All this refers to the "preparatory phase." Nothing wrong with soldiers doing that, the same way you use soldiers for hurricane relief. It is a putting forth of policy - my beef with massive social programs, and not some remedial action, is that you are providing targets for the insurgent. If the bad guys burn down the school, where are you then. The social programs have got to run in context of the violence. They will not stop it, and they only might prevent it starting.

2- The Baby Milk reference is Kitson, since he was using it to demonstrate a point about how one might co-opt the enemy by using non-violent means.

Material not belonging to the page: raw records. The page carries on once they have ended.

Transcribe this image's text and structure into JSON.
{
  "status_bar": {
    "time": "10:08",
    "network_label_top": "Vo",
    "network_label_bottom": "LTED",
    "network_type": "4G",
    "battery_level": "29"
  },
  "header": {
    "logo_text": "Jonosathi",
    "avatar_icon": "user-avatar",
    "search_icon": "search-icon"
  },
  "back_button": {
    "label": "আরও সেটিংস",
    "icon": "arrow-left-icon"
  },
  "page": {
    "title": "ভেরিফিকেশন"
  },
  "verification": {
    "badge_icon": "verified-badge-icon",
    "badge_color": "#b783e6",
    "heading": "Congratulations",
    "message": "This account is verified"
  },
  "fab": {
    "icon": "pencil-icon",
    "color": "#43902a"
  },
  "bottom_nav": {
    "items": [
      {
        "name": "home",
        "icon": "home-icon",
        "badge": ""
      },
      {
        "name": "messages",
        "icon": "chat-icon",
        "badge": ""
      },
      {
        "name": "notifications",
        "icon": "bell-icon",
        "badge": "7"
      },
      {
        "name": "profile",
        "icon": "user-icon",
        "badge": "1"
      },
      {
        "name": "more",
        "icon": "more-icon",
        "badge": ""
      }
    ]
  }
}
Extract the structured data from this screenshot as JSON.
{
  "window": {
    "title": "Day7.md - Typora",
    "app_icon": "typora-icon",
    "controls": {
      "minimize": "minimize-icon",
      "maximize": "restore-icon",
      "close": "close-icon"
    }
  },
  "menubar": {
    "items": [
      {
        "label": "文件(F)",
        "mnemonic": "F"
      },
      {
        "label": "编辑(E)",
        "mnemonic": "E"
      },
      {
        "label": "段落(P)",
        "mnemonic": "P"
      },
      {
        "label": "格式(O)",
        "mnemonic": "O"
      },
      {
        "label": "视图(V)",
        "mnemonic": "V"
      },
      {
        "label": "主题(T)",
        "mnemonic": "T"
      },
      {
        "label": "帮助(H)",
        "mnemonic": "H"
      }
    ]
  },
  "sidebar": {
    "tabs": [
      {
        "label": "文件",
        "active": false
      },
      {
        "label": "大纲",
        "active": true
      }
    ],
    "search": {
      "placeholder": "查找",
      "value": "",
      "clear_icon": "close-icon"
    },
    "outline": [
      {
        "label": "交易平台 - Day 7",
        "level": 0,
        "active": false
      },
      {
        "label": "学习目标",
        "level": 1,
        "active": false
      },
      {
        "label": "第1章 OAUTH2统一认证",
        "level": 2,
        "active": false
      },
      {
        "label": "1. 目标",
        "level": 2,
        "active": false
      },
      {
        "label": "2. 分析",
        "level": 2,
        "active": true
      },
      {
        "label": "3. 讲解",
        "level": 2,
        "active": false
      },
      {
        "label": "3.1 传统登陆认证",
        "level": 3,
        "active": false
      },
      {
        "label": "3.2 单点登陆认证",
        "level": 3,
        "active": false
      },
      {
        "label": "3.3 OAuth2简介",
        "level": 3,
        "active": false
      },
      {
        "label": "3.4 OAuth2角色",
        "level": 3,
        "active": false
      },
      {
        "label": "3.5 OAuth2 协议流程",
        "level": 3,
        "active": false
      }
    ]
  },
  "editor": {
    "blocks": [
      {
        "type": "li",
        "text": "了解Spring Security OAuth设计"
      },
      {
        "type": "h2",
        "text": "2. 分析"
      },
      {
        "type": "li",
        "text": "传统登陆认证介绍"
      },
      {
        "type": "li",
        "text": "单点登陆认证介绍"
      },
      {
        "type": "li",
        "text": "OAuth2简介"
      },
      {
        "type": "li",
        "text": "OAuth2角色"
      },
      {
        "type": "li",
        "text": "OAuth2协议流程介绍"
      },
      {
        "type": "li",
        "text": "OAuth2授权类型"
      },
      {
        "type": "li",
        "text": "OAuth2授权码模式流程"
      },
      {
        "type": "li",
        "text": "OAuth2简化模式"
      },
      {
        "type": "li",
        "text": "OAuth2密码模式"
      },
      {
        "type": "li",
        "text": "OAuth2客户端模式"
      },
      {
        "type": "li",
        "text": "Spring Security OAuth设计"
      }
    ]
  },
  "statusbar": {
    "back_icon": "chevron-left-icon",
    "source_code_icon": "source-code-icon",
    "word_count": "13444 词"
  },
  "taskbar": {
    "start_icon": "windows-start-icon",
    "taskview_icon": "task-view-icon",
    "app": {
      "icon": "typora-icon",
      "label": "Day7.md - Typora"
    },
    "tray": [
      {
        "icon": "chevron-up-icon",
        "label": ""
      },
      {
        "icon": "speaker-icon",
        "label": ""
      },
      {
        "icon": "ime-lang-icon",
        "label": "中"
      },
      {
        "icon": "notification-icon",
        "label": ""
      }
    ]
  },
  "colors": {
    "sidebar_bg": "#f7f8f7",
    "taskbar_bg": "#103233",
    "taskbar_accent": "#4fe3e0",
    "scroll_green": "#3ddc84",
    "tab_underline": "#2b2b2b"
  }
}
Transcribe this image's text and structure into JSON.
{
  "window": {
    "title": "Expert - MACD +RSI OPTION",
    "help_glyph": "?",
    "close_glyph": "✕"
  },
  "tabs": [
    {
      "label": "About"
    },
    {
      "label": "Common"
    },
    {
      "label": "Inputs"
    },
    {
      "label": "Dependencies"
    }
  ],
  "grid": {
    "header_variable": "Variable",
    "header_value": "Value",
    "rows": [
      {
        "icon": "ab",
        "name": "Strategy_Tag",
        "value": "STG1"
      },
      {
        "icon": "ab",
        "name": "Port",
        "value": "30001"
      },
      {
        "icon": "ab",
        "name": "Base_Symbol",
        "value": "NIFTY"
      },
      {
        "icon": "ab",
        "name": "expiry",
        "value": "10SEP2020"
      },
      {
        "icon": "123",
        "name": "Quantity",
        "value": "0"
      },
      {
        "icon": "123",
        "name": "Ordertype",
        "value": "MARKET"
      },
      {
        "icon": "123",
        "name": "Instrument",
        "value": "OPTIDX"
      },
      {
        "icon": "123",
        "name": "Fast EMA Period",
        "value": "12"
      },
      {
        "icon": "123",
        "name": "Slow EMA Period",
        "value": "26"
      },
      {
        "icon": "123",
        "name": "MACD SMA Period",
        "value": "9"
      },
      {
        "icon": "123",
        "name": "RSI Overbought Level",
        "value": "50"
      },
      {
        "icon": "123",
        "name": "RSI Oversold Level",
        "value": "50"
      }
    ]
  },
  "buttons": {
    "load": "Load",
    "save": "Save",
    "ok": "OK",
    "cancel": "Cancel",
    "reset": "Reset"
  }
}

Look at the context. If you can, then there is no problem. What about the die hard jihadist?

"Those who are not capable of developing these characteristics are inclined to retreat into their Military shells and try not to notice what is going on around them. They adopt the 'fit soldier with a rifle theory', and long for the days when they can get back to 'proper soldiering' by which they mean preparing for the next-or last-war,as opposed to fighting the current one"
Absolutely agree with that.
As I said there is no CvC in this book. CvC's definition or "War as the use of violence to impose one's will" is not compatible with the modern low intensity conflicts where subversion (mental violence) is so prevalent.
It's all CvC. That is exactly the point he is trying to put across. The political dimension to conflict. Subversion is the use of non-violent means (mostly). So what? Subversion is politics.